William Turner: In der Ferne ein gleißendes Licht
Originalgenie mit Wahlverwandtschaft: War William Turner weniger ein Avantgardist als ein Traditionalist? Die National Gallery in London sieht seine künstlerischen Wurzeln im Werk von Claude Lorrain. Aber Ausstellungen in Margate/Kent und im Frankfurter Städel zeigen auch: Originalgenies waren beide - und Turner mit seiner Faszination für die industrielle Revolution allemal ein Vorbote der Moderne
Der überwiegende Teil des Nachlasses von Joseph Mallord William Turner (1775–1851), des bedeutendsten englischen Malers des 19. Jahrhunderts, bildet den Grundstock der Londoner Tate Gallery. Einige exquisite Gemälde besitzt allerdings auch die National Gallery – auf Turners Wunsch. Er wollte, dass zwei antike Landschaften gemeinsam mit Gemälden seines großen Vorbilds Claude Gellée gezeigt werden, genannt Claude oder Le Lorrain (um 1600–1682). So wird es bis auf den heutigen Tag gehalten.

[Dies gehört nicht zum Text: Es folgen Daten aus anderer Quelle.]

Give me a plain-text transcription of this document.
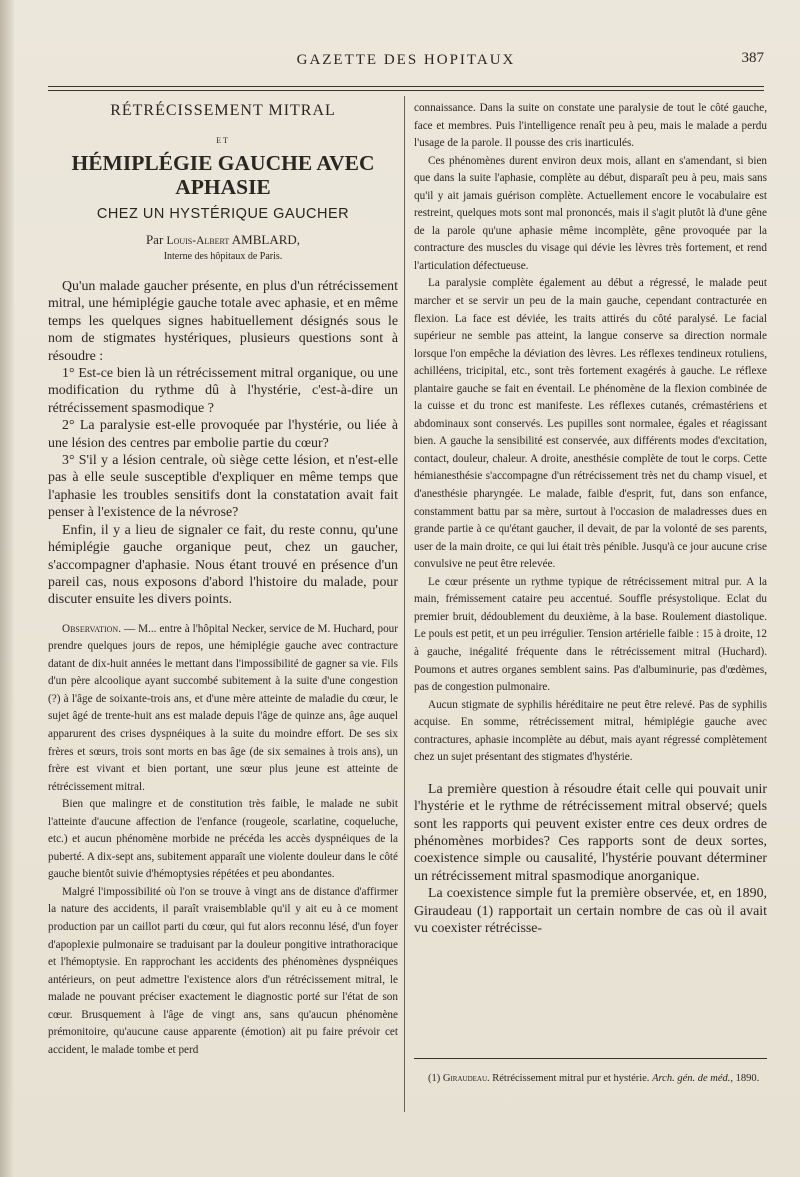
GAZETTE DES HOPITAUX	387

RÉTRÉCISSEMENT MITRAL

ET

HÉMIPLÉGIE GAUCHE AVEC APHASIE

CHEZ UN HYSTÉRIQUE GAUCHER

Par Louis-Albert AMBLARD,

Interne des hôpitaux de Paris.

Qu'un malade gaucher présente, en plus d'un rétrécissement mitral, une hémiplégie gauche totale avec aphasie, et en même temps les quelques signes habituellement désignés sous le nom de stigmates hystériques, plusieurs questions sont à résoudre :

1° Est-ce bien là un rétrécissement mitral organique, ou une modification du rythme dû à l'hystérie, c'est-à-dire un rétrécissement spasmodique ?

2° La paralysie est-elle provoquée par l'hystérie, ou liée à une lésion des centres par embolie partie du cœur?

3° S'il y a lésion centrale, où siège cette lésion, et n'est-elle pas à elle seule susceptible d'expliquer en même temps que l'aphasie les troubles sensitifs dont la constatation avait fait penser à l'existence de la névrose?

Enfin, il y a lieu de signaler ce fait, du reste connu, qu'une hémiplégie gauche organique peut, chez un gaucher, s'accompagner d'aphasie. Nous étant trouvé en présence d'un pareil cas, nous exposons d'abord l'histoire du malade, pour discuter ensuite les divers points.

Observation. — M... entre à l'hôpital Necker, service de M. Huchard, pour prendre quelques jours de repos, une hémiplégie gauche avec contracture datant de dix-huit années le mettant dans l'impossibilité de gagner sa vie. Fils d'un père alcoolique ayant succombé subitement à la suite d'une congestion (?) à l'âge de soixante-trois ans, et d'une mère atteinte de maladie du cœur, le sujet âgé de trente-huit ans est malade depuis l'âge de quinze ans, âge auquel apparurent des crises dyspnéiques à la suite du moindre effort. De ses six frères et sœurs, trois sont morts en bas âge (de six semaines à trois ans), un frère est vivant et bien portant, une sœur plus jeune est atteinte de rétrécissement mitral.

Bien que malingre et de constitution très faible, le malade ne subit l'atteinte d'aucune affection de l'enfance (rougeole, scarlatine, coqueluche, etc.) et aucun phénomène morbide ne précéda les accès dyspnéiques de la puberté. A dix-sept ans, subitement apparaît une violente douleur dans le côté gauche bientôt suivie d'hémoptysies répétées et peu abondantes.

Malgré l'impossibilité où l'on se trouve à vingt ans de distance d'affirmer la nature des accidents, il paraît vraisemblable qu'il y ait eu à ce moment production par un caillot parti du cœur, qui fut alors reconnu lésé, d'un foyer d'apoplexie pulmonaire se traduisant par la douleur pongitive intrathoracique et l'hémoptysie. En rapprochant les accidents des phénomènes dyspnéiques antérieurs, on peut admettre l'existence alors d'un rétrécissement mitral, le malade ne pouvant préciser exactement le diagnostic porté sur l'état de son cœur. Brusquement à l'âge de vingt ans, sans qu'aucun phénomène prémonitoire, qu'aucune cause apparente (émotion) ait pu faire prévoir cet accident, le malade tombe et perd

connaissance. Dans la suite on constate une paralysie de tout le côté gauche, face et membres. Puis l'intelligence renaît peu à peu, mais le malade a perdu l'usage de la parole. Il pousse des cris inarticulés.

Ces phénomènes durent environ deux mois, allant en s'amendant, si bien que dans la suite l'aphasie, complète au début, disparaît peu à peu, mais sans qu'il y ait jamais guérison complète. Actuellement encore le vocabulaire est restreint, quelques mots sont mal prononcés, mais il s'agit plutôt là d'une gêne de la parole qu'une aphasie même incomplète, gêne provoquée par la contracture des muscles du visage qui dévie les lèvres très fortement, et rend l'articulation défectueuse.

La paralysie complète également au début a régressé, le malade peut marcher et se servir un peu de la main gauche, cependant contracturée en flexion. La face est déviée, les traits attirés du côté paralysé. Le facial supérieur ne semble pas atteint, la langue conserve sa direction normale lorsque l'on empêche la déviation des lèvres. Les réflexes tendineux rotuliens, achilléens, tricipital, etc., sont très fortement exagérés à gauche. Le réflexe plantaire gauche se fait en éventail. Le phénomène de la flexion combinée de la cuisse et du tronc est manifeste. Les réflexes cutanés, crémastériens et abdominaux sont conservés. Les pupilles sont normalee, égales et réagissant bien. A gauche la sensibilité est conservée, aux différents modes d'excitation, contact, douleur, chaleur. A droite, anesthésie complète de tout le corps. Cette hémianesthésie s'accompagne d'un rétrécissement très net du champ visuel, et d'anesthésie pharyngée. Le malade, faible d'esprit, fut, dans son enfance, constamment battu par sa mère, surtout à l'occasion de maladresses dues en grande partie à ce qu'étant gaucher, il devait, de par la volonté de ses parents, user de la main droite, ce qui lui était très pénible. Jusqu'à ce jour aucune crise convulsive ne peut être relevée.

Le cœur présente un rythme typique de rétrécissement mitral pur. A la main, frémissement cataire peu accentué. Souffle présystolique. Eclat du premier bruit, dédoublement du deuxième, à la base. Roulement diastolique. Le pouls est petit, et un peu irrégulier. Tension artérielle faible : 15 à droite, 12 à gauche, inégalité fréquente dans le rétrécissement mitral (Huchard). Poumons et autres organes semblent sains. Pas d'albuminurie, pas d'œdèmes, pas de congestion pulmonaire.

Aucun stigmate de syphilis héréditaire ne peut être relevé. Pas de syphilis acquise. En somme, rétrécissement mitral, hémiplégie gauche avec contractures, aphasie incomplète au début, mais ayant régressé complètement chez un sujet présentant des stigmates d'hystérie.

La première question à résoudre était celle qui pouvait unir l'hystérie et le rythme de rétrécissement mitral observé; quels sont les rapports qui peuvent exister entre ces deux ordres de phénomènes morbides? Ces rapports sont de deux sortes, coexistence simple ou causalité, l'hystérie pouvant déterminer un rétrécissement mitral spasmodique anorganique.

La coexistence simple fut la première observée, et, en 1890, Giraudeau (1) rapportait un certain nombre de cas où il avait vu coexister rétrécisse-

(1) Giraudeau. Rétrécissement mitral pur et hystérie. Arch. gén. de méd., 1890.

Warum Turner diese Nachbarschaft suchte, ist dem heutigen Publikum jedoch nicht mehr durchweg bewusst. Claudes Werke bildeten im 18. Jahrhundert den Maßstab für Landschaften sowie antike und mythologische Szenen. Von englischen Sammlern wurden sie gesucht, gehortet und stolz gezeigt. Auch Turner, ein überaus ehrgeiziger junger Mann von einfacher Herkunft, orientierte sich an Claudes Œuvre, besonders zu Beginn seiner staunenswerten Karriere und auch später immer wieder einmal.
Diese Wahlverwandtschaft nimmt die National Gallery in London zum Anlass ihrer Frühjahrsausstellung „Turners Inspiration. Im Lichte Claudes“. Für ein englisches Publikum bietet die Kombination von einem Dutzend Gemälden Claudes mit knapp 50 Arbeiten Turners in Öl oder Wasserfarben keine wirkliche Überraschung, wie an der distanzierten Reaktion der Medien abzulesen ist. Für auswärtige Besucher indessen, die mit Claudes idealen Landschaften weit weniger vertraut sind, ist diese Lesart Turners ungewohnt, wird der Künstler doch weniger als traditioneller Maler denn stets als begeisterter Chronist der Industriellen Revolution und ihrer neuartigen Maschinen vorgestellt. Zudem gilt er als Proto-Impressionist, manchen gar als Wegbereiter der Abstraktion.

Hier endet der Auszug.